Cat’s catcher

Willis, Osterman to reunite with Diamonds

Tennessee Diamonds catcher Megan Willis will be reunited with former college teammate Cat Osterman when Blount County’s professional fast-pitch softball franchise opens play in June.

Photo by Leslie Karnowski

Tennessee Diamonds catcher Megan Willis will be reunited with former college teammate Cat Osterman when Blount County’s professional fast-pitch softball franchise opens play in June.

Megan Willis and Cat Osterman were one of college softball’s most dominating batteries the middle part of last decade.

Osterman tossed 20 no-hitters and 10 perfect games in a University of Texas career that rewrote the record books. Willis, the Longhorn catcher the last two of those seasons, wowed Texas crowds with her ability to pick off base runners from her knees. She did it 59 times in four seasons and was twice named Big 12 Defensive Player of the Year.

Osterman, an Olympic gold and silver medalist, signed with the National Pro Fast-pitch’s Rockford Thunder after college in 2007, with Willis following with the league’s Chicago Bandits a year later.

So what happened the first time they faced each other as professionals?

Osterman hit her with the first pitch.

Talk about your welcome to the bigs!

“I’m a gamer,” Willis said. “I’m very loud. I’m always goofing off; (but) the moment I’m in the hole, it’s serious.”

Willis laughed as she retold the story last week, the now-Texas volunteer assistant in town with the Longhorns for the Tennessee Lady Vol Classic at Sherri Parker Lee Softball Stadium. This summer, Osterman and Willis will team once again as the battery from the Tennessee Diamonds.

Blount County’s new sports franchise opens play at Alcoa High School on June 9, hosting the Akron Racers. The opener kicks off a nine-game home stand that will see former Lady Vol Monica Abbott and the Florida Pride visit on June 18.

Osterman and Abbott are sure to garner a lot of attention. Not to be overlooked, Diamonds general manager Sarah Fekete said, is what players like Willis add to the game. It’s a small-town-girl-makes-good story that never gets old, she said.

“There are so many kids out there that are great players,” Fekete said, “and you don’t have to be from California to be an all-star.”

Where Abbott and Osterman were phenoms by high school, Willis, literally, took the road less traveled.
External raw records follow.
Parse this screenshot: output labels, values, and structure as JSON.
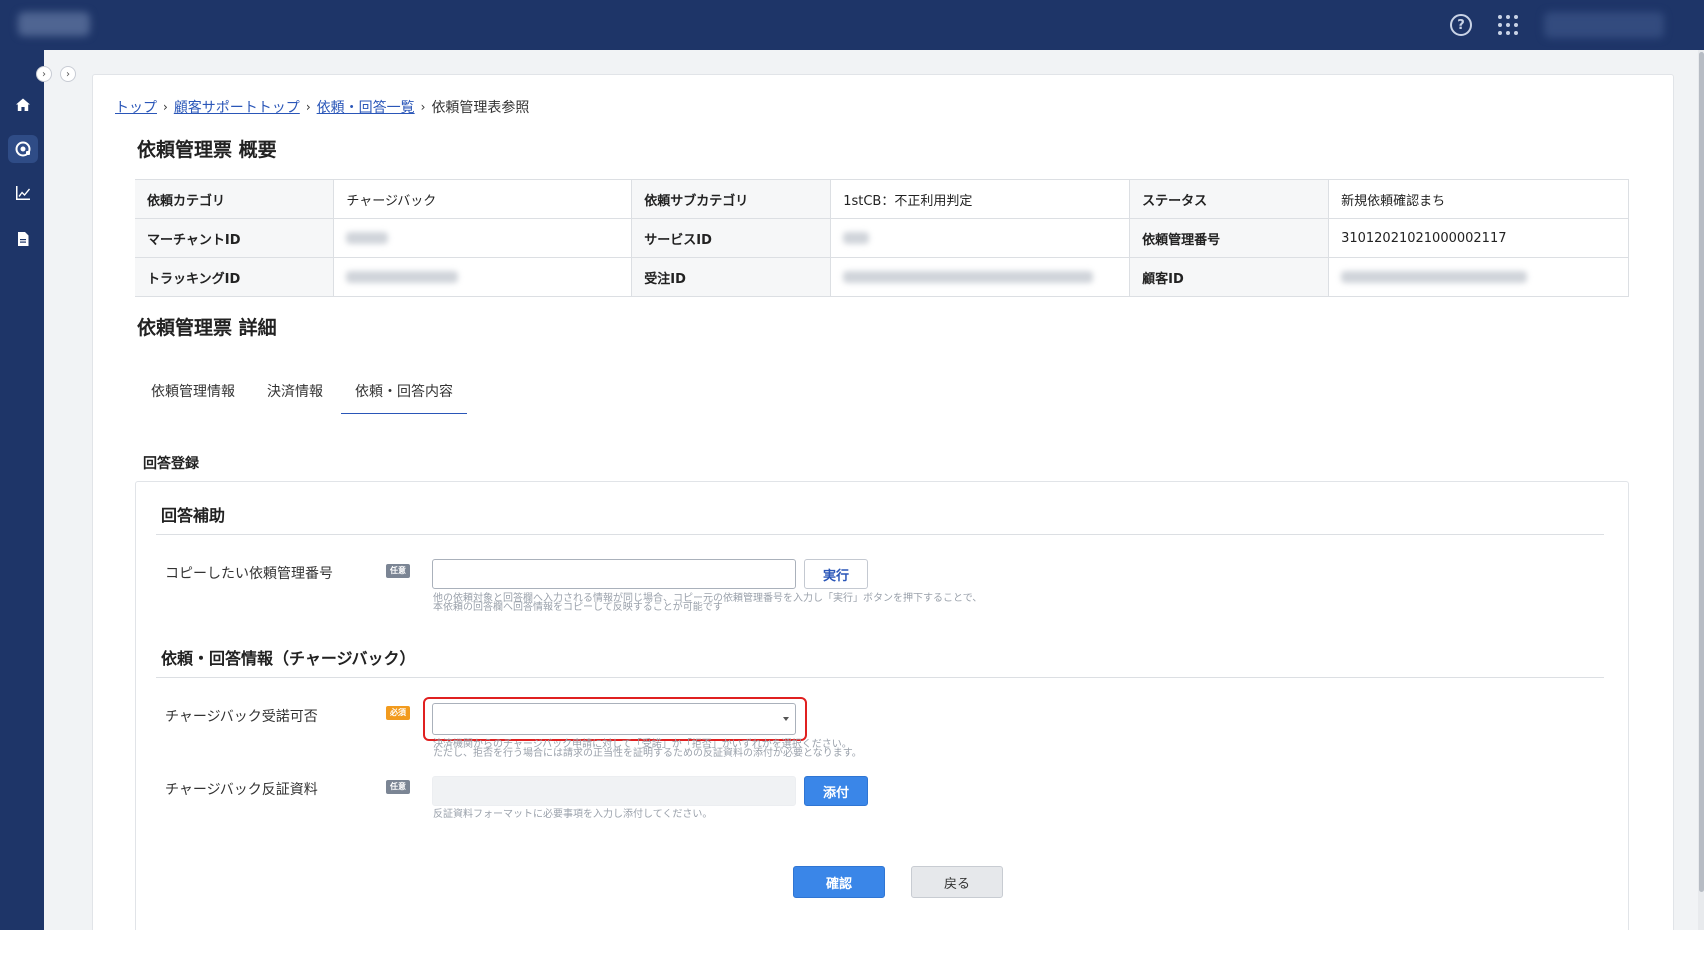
{
  "header": {
    "help_icon": "help-circle-icon",
    "apps_icon": "apps-grid-icon"
  },
  "sidebar": {
    "items": [
      {
        "icon": "home-icon"
      },
      {
        "icon": "support-icon",
        "active": true
      },
      {
        "icon": "chart-icon"
      },
      {
        "icon": "document-icon"
      }
    ]
  },
  "breadcrumb": {
    "items": [
      "トップ",
      "顧客サポートトップ",
      "依頼・回答一覧"
    ],
    "current": "依頼管理表参照"
  },
  "summary": {
    "title": "依頼管理票 概要",
    "rows": [
      [
        {
          "label": "依頼カテゴリ",
          "value": "チャージバック"
        },
        {
          "label": "依頼サブカテゴリ",
          "value": "1stCB：不正利用判定"
        },
        {
          "label": "ステータス",
          "value": "新規依頼確認まち"
        }
      ],
      [
        {
          "label": "マーチャントID",
          "value": ""
        },
        {
          "label": "サービスID",
          "value": ""
        },
        {
          "label": "依頼管理番号",
          "value": "31012021021000002117"
        }
      ],
      [
        {
          "label": "トラッキングID",
          "value": ""
        },
        {
          "label": "受注ID",
          "value": ""
        },
        {
          "label": "顧客ID",
          "value": ""
        }
      ]
    ]
  },
  "detail": {
    "title": "依頼管理票 詳細",
    "tabs": [
      "依頼管理情報",
      "決済情報",
      "依頼・回答内容"
    ],
    "active_tab": 2
  },
  "form": {
    "section_title": "回答登録",
    "assist": {
      "title": "回答補助",
      "copy_label": "コピーしたい依頼管理番号",
      "copy_badge": "任意",
      "copy_value": "",
      "exec_label": "実行",
      "help_line1": "他の依頼対象と回答欄へ入力される情報が同じ場合、コピー元の依頼管理番号を入力し「実行」ボタンを押下することで、",
      "help_line2": "本依頼の回答欄へ回答情報をコピーして反映することが可能です"
    },
    "info": {
      "title": "依頼・回答情報（チャージバック）",
      "accept_label": "チャージバック受諾可否",
      "accept_badge": "必須",
      "accept_value": "",
      "accept_help_line1": "決済機関からのチャージバック申請に対して「受諾」か「拒否」かいずれかを選択ください。",
      "accept_help_line2": "ただし、拒否を行う場合には請求の正当性を証明するための反証資料の添付が必要となります。",
      "evidence_label": "チャージバック反証資料",
      "evidence_badge": "任意",
      "attach_label": "添付",
      "evidence_help": "反証資料フォーマットに必要事項を入力し添付してください。"
    },
    "confirm_label": "確認",
    "back_label": "戻る"
  }
}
To catch on with a top travel team following her sophomore year in high school, the Chandler, Ariz., native drove five hours to practice twice a week. That’s five hours each way.

“Basically, if you want to get scouted by a top school, you’d better play for a top team,” Willis said. “I thrive on competition, and that was the best competition there was in my book. If I wanted to get better, I had to play the best out there.”
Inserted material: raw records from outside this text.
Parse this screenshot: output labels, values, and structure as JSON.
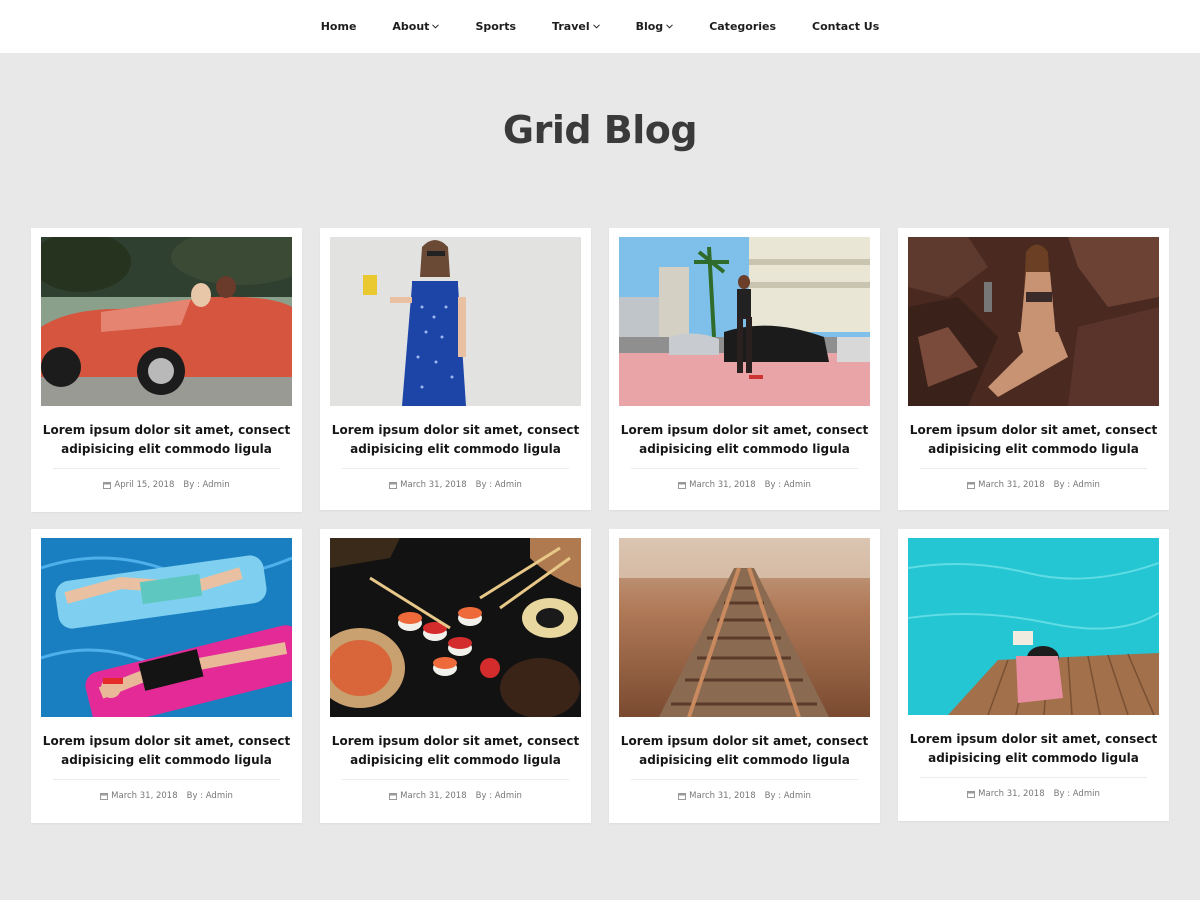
{
  "nav": {
    "items": [
      {
        "label": "Home",
        "dropdown": false
      },
      {
        "label": "About",
        "dropdown": true
      },
      {
        "label": "Sports",
        "dropdown": false
      },
      {
        "label": "Travel",
        "dropdown": true
      },
      {
        "label": "Blog",
        "dropdown": true
      },
      {
        "label": "Categories",
        "dropdown": false
      },
      {
        "label": "Contact Us",
        "dropdown": false
      }
    ]
  },
  "page": {
    "title": "Grid Blog",
    "background_color": "#e8e8e8"
  },
  "posts": [
    {
      "image": "red vintage convertible car with women",
      "title": "Lorem ipsum dolor sit amet, consect adipisicing elit commodo ligula",
      "date": "April 15, 2018",
      "author": "By : Admin"
    },
    {
      "image": "woman in blue polka dot dress holding cup",
      "title": "Lorem ipsum dolor sit amet, consect adipisicing elit commodo ligula",
      "date": "March 31, 2018",
      "author": "By : Admin"
    },
    {
      "image": "man skateboarding on street with palm trees",
      "title": "Lorem ipsum dolor sit amet, consect adipisicing elit commodo ligula",
      "date": "March 31, 2018",
      "author": "By : Admin"
    },
    {
      "image": "woman sitting on dark rocks",
      "title": "Lorem ipsum dolor sit amet, consect adipisicing elit commodo ligula",
      "date": "March 31, 2018",
      "author": "By : Admin"
    },
    {
      "image": "women on pool floats",
      "title": "Lorem ipsum dolor sit amet, consect adipisicing elit commodo ligula",
      "date": "March 31, 2018",
      "author": "By : Admin"
    },
    {
      "image": "sushi with chopsticks",
      "title": "Lorem ipsum dolor sit amet, consect adipisicing elit commodo ligula",
      "date": "March 31, 2018",
      "author": "By : Admin"
    },
    {
      "image": "railway tracks",
      "title": "Lorem ipsum dolor sit amet, consect adipisicing elit commodo ligula",
      "date": "March 31, 2018",
      "author": "By : Admin"
    },
    {
      "image": "person reading on wooden dock by turquoise water",
      "title": "Lorem ipsum dolor sit amet, consect adipisicing elit commodo ligula",
      "date": "March 31, 2018",
      "author": "By : Admin"
    }
  ],
  "icons": {
    "calendar": "calendar-icon",
    "caret": "chevron-down-icon"
  }
}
The scouts noticed, Willis eventually picking the Longhorns over hometown Arizona.

“I went down to Austin and fell in love,” she said.

Willis blossomed into a one-of-a-kind catcher by her sophomore season on the Forty Acres, so much so Texas coach Connie Clark began letting the backstop call her own pitches.
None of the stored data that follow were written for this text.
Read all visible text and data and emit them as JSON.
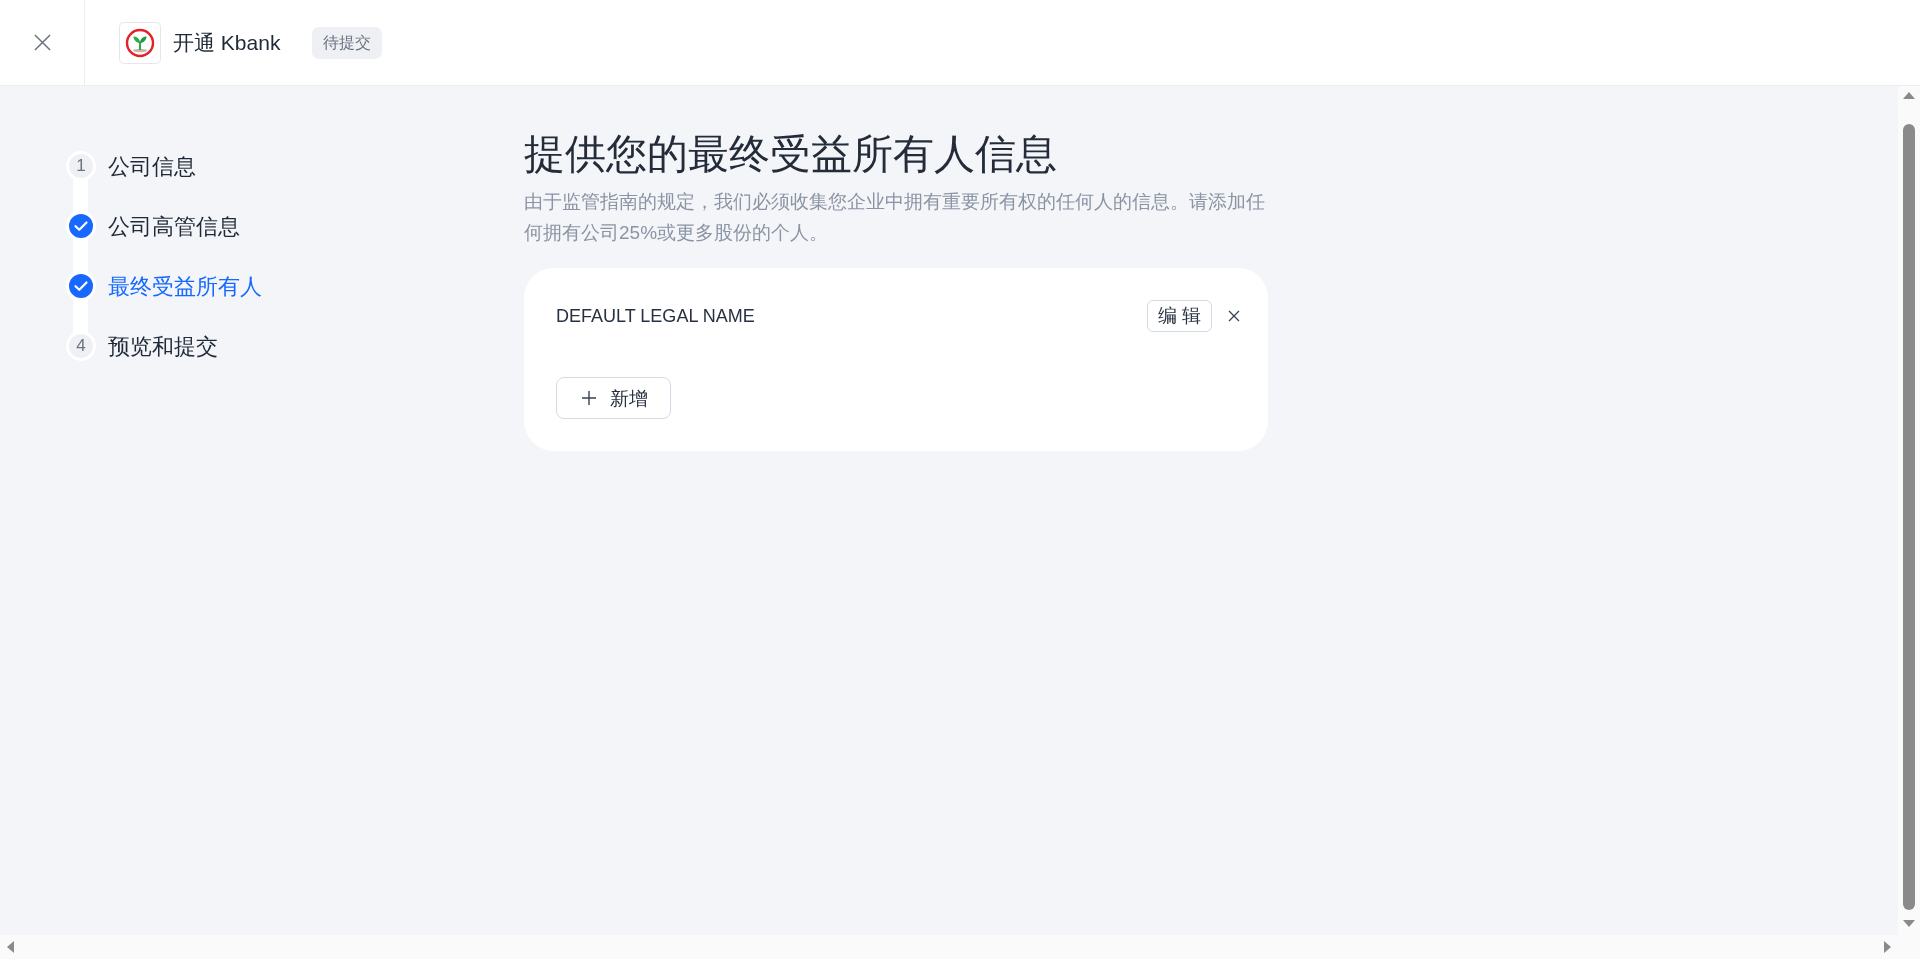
{
  "header": {
    "title": "开通 Kbank",
    "status_badge": "待提交"
  },
  "steps": [
    {
      "number": "1",
      "label": "公司信息",
      "completed": false,
      "selected": false
    },
    {
      "label": "公司高管信息",
      "completed": true,
      "selected": false
    },
    {
      "label": "最终受益所有人",
      "completed": true,
      "selected": true
    },
    {
      "number": "4",
      "label": "预览和提交",
      "completed": false,
      "selected": false
    }
  ],
  "page": {
    "title": "提供您的最终受益所有人信息",
    "description": "由于监管指南的规定，我们必须收集您企业中拥有重要所有权的任何人的信息。请添加任何拥有公司25%或更多股份的个人。"
  },
  "owners": [
    {
      "name": "DEFAULT LEGAL NAME",
      "edit_button": "编 辑"
    }
  ],
  "add_button": "新增"
}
“I pride myself on knowing the game,” Willis said. “I pride myself on knowing what batters are doing. The catcher sees what’s going on. I think it (calling the pitches) makes you a smarter ball player.”

Pitchers like Osterman, Abbott and Chicago ace Jennie Finch, who Willis caught in her first season as a professional, don’t simply blow the ball by hitters, Fekete said. Catchers have more to do with it than many fans notice.

After college, Willis said she first thought she was done with softball. Her parents, she said, told her so, even after the Bandits came forward with a professional contract.

“They said, ‘Oh, no. You have to get a real job,’” Willis said.

A corporate communications major at Texas, Willis said she gave it a try for a while after that first season with Chicago, but, once again, softball came calling. Actually, it was Osterman calling, begging Willis to come out of “retirement” and catch for the Thunder. It worked wonders for Rockford last season, the Thunder rolling to the NPF championship at season’s end.

Willis and Osterman don’t limit their softball to the game field. They’ve taken part in a number of teaching clinics the last few years. It was at one such clinic, actually at the autograph session afterward, where Willis was the big draw for a change, not Osterman.

“I had a girl come up to me with a Texas hat, and she walked right by Cat,” she said. “She (Osterman) said, ‘Hey, I played for Texas, too.’”

Wonder if that was before that first pro at bat against Osterman?